Fiddler Kafka connector is a service that connects to a Kafka topic containing production events for a model, and publishes the events to Fiddler.

Pre-requisites

We assume that the user has an account with Fiddler, has already created a project, uploaded a dataset and onboarded a model. We will need the url_id, org_id, project_id and model_id to configure the Kafka connector.

Installation

The Kafka connector runs on Kubernetes within the customer’s environment. It is packaged as a Helm chart.

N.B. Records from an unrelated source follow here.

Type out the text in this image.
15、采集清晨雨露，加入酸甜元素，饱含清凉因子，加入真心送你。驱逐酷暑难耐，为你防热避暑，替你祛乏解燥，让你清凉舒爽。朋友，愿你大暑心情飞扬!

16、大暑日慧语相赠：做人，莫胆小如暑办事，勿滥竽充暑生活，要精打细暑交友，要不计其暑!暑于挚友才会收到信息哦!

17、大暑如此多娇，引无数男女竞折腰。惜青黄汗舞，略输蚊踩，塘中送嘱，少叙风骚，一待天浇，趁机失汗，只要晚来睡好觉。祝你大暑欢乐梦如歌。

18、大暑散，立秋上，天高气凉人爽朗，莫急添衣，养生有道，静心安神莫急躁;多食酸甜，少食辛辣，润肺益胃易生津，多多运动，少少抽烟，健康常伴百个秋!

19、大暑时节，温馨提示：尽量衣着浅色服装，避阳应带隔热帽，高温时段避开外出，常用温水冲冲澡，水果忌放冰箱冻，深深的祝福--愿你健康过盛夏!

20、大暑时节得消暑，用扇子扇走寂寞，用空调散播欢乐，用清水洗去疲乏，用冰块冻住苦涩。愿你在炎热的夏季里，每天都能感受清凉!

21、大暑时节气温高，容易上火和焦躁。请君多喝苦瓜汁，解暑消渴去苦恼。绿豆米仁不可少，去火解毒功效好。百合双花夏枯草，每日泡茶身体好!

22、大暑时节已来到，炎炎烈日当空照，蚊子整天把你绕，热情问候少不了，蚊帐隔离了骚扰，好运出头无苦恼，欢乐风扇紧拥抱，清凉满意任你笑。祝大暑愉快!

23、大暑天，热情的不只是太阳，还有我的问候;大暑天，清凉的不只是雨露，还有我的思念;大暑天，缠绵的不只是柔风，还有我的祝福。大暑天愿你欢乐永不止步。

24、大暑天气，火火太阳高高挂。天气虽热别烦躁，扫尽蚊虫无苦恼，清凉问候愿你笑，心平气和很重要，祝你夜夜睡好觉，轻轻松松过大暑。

To install:

helm repo add fiddler https://helm.fiddler.ai/stable/

helm repo update

kubectl -n kafka create secret generic fiddler-credentials --from-literal=auth=<API-KEY>

helm install fiddler-kafka fiddler/fiddler-kafka \
    --devel \
    --namespace kafka \
    --set fiddler.url=https://<FIDDLER-URL> \
    --set fiddler.org=<ORG> \
    --set fiddler.project_id=<PROJECT-ID> \
    --set fiddler.model_id=<MODEL-ID> \
    --set fiddler.ts_field=timestamp \
    --set fiddler.ts_format=INFER \
    --set kafka.host=kafka \
    --set kafka.port=9092 \
    --set kafka.topic=<KAFKA-TOPIC> \
    --set kafka.security_protocol=SSL \
    --set kafka.ssl_cafile=cafile \
    --set kafka.ssl_certfile=certfile \
    --set kafka.ssl_keyfile=keyfile \
    --set-string kafka.ssl_check_hostname=False

This creates a deployment that reads events from the Kafka topic and publishes it to the configured model. The deployment can be scaled as needed. However, if the Kafka topic is not partitioned, scaling will not result in any gains.

Limitations

  1. The connector assumes that there is a single dedicated topic containing production events for a given model. Multiple deployments can be created, one for each model, and scaled independently.
  2. The connector assumes that events are published as JSON serialized dictionaries of key-value pairs. Support for other formats can be added on request. As an example, a Kafka message should look like the following:
{
    “feature_1”: 20.7,
    “feature_2”: 45000,
    “feature_3”: true,
    “output_column”: 0.79,
    “target_column”: 1,
    “ts”: 1637344470000,
}